Thursday, June 25
It's hard not to be happy for The Donkeys. Signed to the Dead Oceans label (a sub-imprint of the impeccable Jagjaguwar), the four San Diegans are headed out in July for their second national tour since releasing Living on the Other Side last year. It's mellow music made for spending time in the sunshine, but depending on which night you catch 'em, this lot is liable to rock out, even if you wouldn't get that impression from their overall Workingman's Dead-meets-Flying Burrito Brothers vibe. And don't tell anybody, but opener Derek Papa might be San Diego's best-kept secret, a multitalented folkie whose scarcely heard I Will Get to You was among the better releases to spring from our fertile soil last year. Papa has apparently been on the sidelines for awhile in order to raise his newborn child, but he and los burros are set to emerge together at the Ken Club.

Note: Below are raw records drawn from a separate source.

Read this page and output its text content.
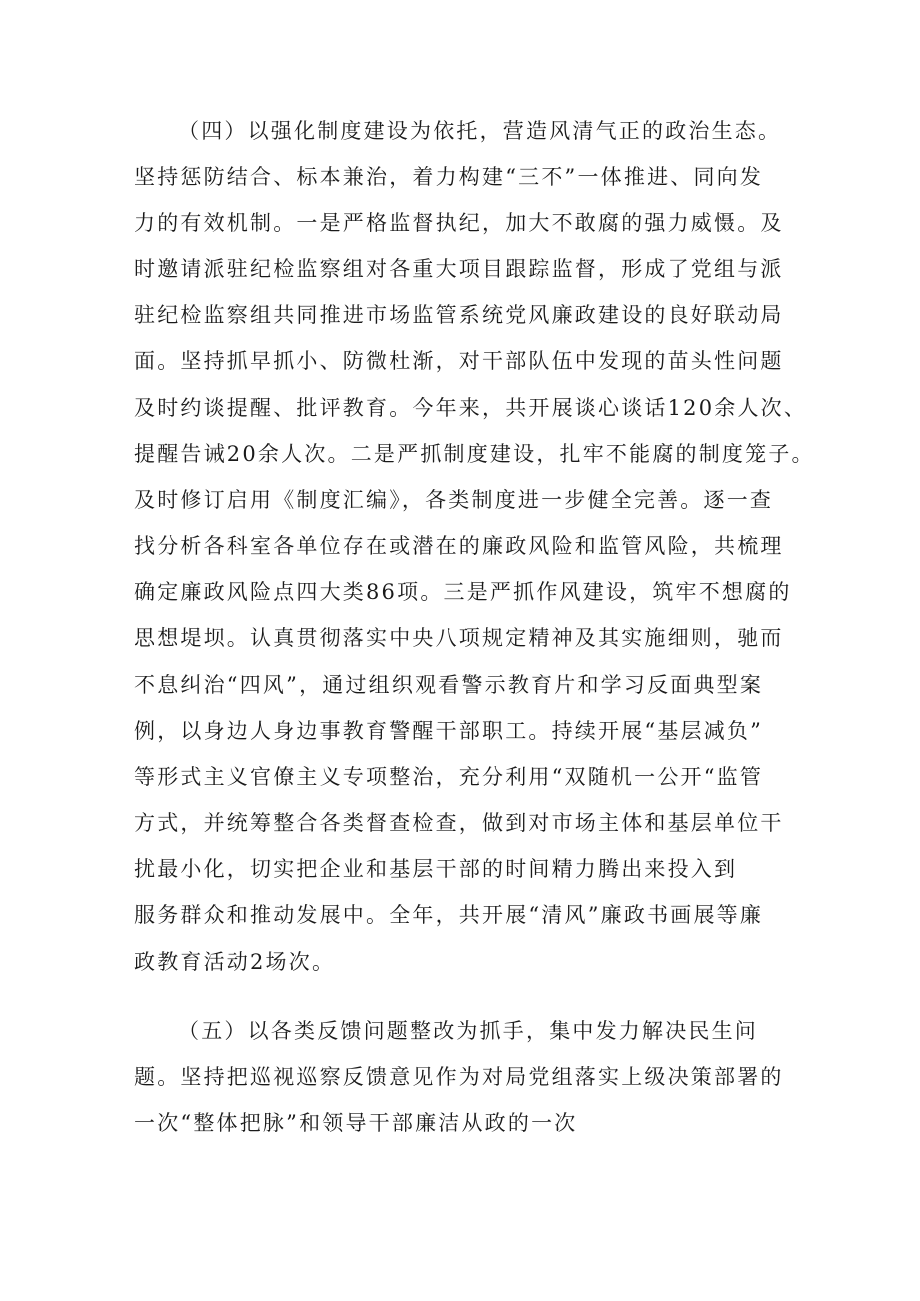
（四）以强化制度建设为依托，营造风清气正的政治生态。

坚持惩防结合、标本兼治，着力构建“三不”一体推进、同向发

力的有效机制。一是严格监督执纪，加大不敢腐的强力威慑。及

时邀请派驻纪检监察组对各重大项目跟踪监督，形成了党组与派

驻纪检监察组共同推进市场监管系统党风廉政建设的良好联动局

面。坚持抓早抓小、防微杜渐，对干部队伍中发现的苗头性问题

及时约谈提醒、批评教育。今年来，共开展谈心谈话120余人次、

提醒告诫20余人次。二是严抓制度建设，扎牢不能腐的制度笼子。

及时修订启用《制度汇编》，各类制度进一步健全完善。逐一查

找分析各科室各单位存在或潜在的廉政风险和监管风险，共梳理

确定廉政风险点四大类86项。三是严抓作风建设，筑牢不想腐的

思想堤坝。认真贯彻落实中央八项规定精神及其实施细则，驰而

不息纠治“四风”，通过组织观看警示教育片和学习反面典型案

例，以身边人身边事教育警醒干部职工。持续开展“基层减负”

等形式主义官僚主义专项整治，充分利用“双随机一公开“监管

方式，并统筹整合各类督查检查，做到对市场主体和基层单位干

扰最小化，切实把企业和基层干部的时间精力腾出来投入到

服务群众和推动发展中。全年，共开展“清风”廉政书画展等廉

政教育活动2场次。

（五）以各类反馈问题整改为抓手，集中发力解决民生问

题。坚持把巡视巡察反馈意见作为对局党组落实上级决策部署的

一次“整体把脉”和领导干部廉洁从政的一次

Much beloved by longtime local scenesters, The Zeros are generally acknowledged as the area's first punk band, even if they played their earliest shows in Rosarito and L.A. Aside from those footnotes, San Diego has embraced them as the city's biggest contribution to first-wave punk rock, and after a long hiatus from performing, they're back to receive due praise at Bar Pink. It doesn't get much more credible than this—the Hispanic rockers shared the bill with The Germs for the legendary L.A. band's first concert—and with all four original members committed to playing, it's guaranteed to be less a reunion cash-in than a raucous trip down memory lane.
Friday, June 26
How much Jesus & Mary Chain is too much? Judging by the singles Austin's Woven Bones have released up until this point, they just can't get enough of the Scottish band's earliest incarnation, all the way down to the stand-up drummer. If the boys were to bring some more variety (like a kick drum and some cymbals) to their show at Soda Bar, it would probably do them some good, but otherwise, this stuff fits squarely in the “If it ain't broke” category. Support comes from new(ish) local band Sunday Times, who sound a bit like early Wedding Present, but with slightly less wit and slightly more brawn.
Saturday, June 27
The nonprofit Dublab collective has been crucial in reinvigorating L.A.'s beat-driven underground during the past few years, by way of its diverse webcasts and consistently impressive event planning. Among the innovators of this loosely defined “scene” is Alfred Darlington, otherwise known as Daedelus. Merging elements of virtually every musical genre in history with modern electronics, Darlington is as progressive in a live setting as he is at home behind a laptop. Positioning his monome device toward the audience, he wildly taps away at its flashing lights while the club kids dance along in unison. Coupled with his flamboyant Victorian costumes, watching Darlington is like reimagining Sherlock Holmes as a computer programmer—incredibly nerdy, but in the best possible way. Soak up the weirdness at Kava Lounge.
Sunday, June 28
I would assume that most people who got into punk rock at any point in their lives went through a Dischord Records phase. You know, the label that put out records by Minor Threat, Fugazi, Lungfish and Nation of Ulysses? Well, by the sound of it, there's no reason Dischord shouldn't be releasing albums by Baltimore three-piece Double Dagger, whose throwback approach to sinewy punk bears all the hallmarks of the label in its heyday. Not to say they don't fit well on the diverse roster at Chicago's similarly revered Thrill Jockey—who recently released the band's sophomore LP, More—but their muscular drum-bass-vocal approach is more reminiscent of D.C. hardcore than say, The Sea and Cake. Expect to get knifed at Soda Bar.
Tuesday, June 30
On its own merit, the rustic, finger-picked blues of The Tallest Man on Earth sounds pretty damn authentic, aside from the perfectly articulated lyrics that wouldn't be too out of place on your garden-variety emo album. Until you find out that the “Tallest Man” is actually named Kristian Matsson, who hails from Dalarna, Sweden. On the one hand, it shouldn't be surprising that Matsson seems to speak better English than nearly everyone you know. They have a decent educational system over there. On the other, it's absolutely miraculous that a young white man from Scandinavia with model-good looks plays this style better than almost anyone you've ever heard. Go for the instrumental display if not for the vocals. Matsson opens for indie maverick and future adult-alternative star John Vanderslice at The Casbah.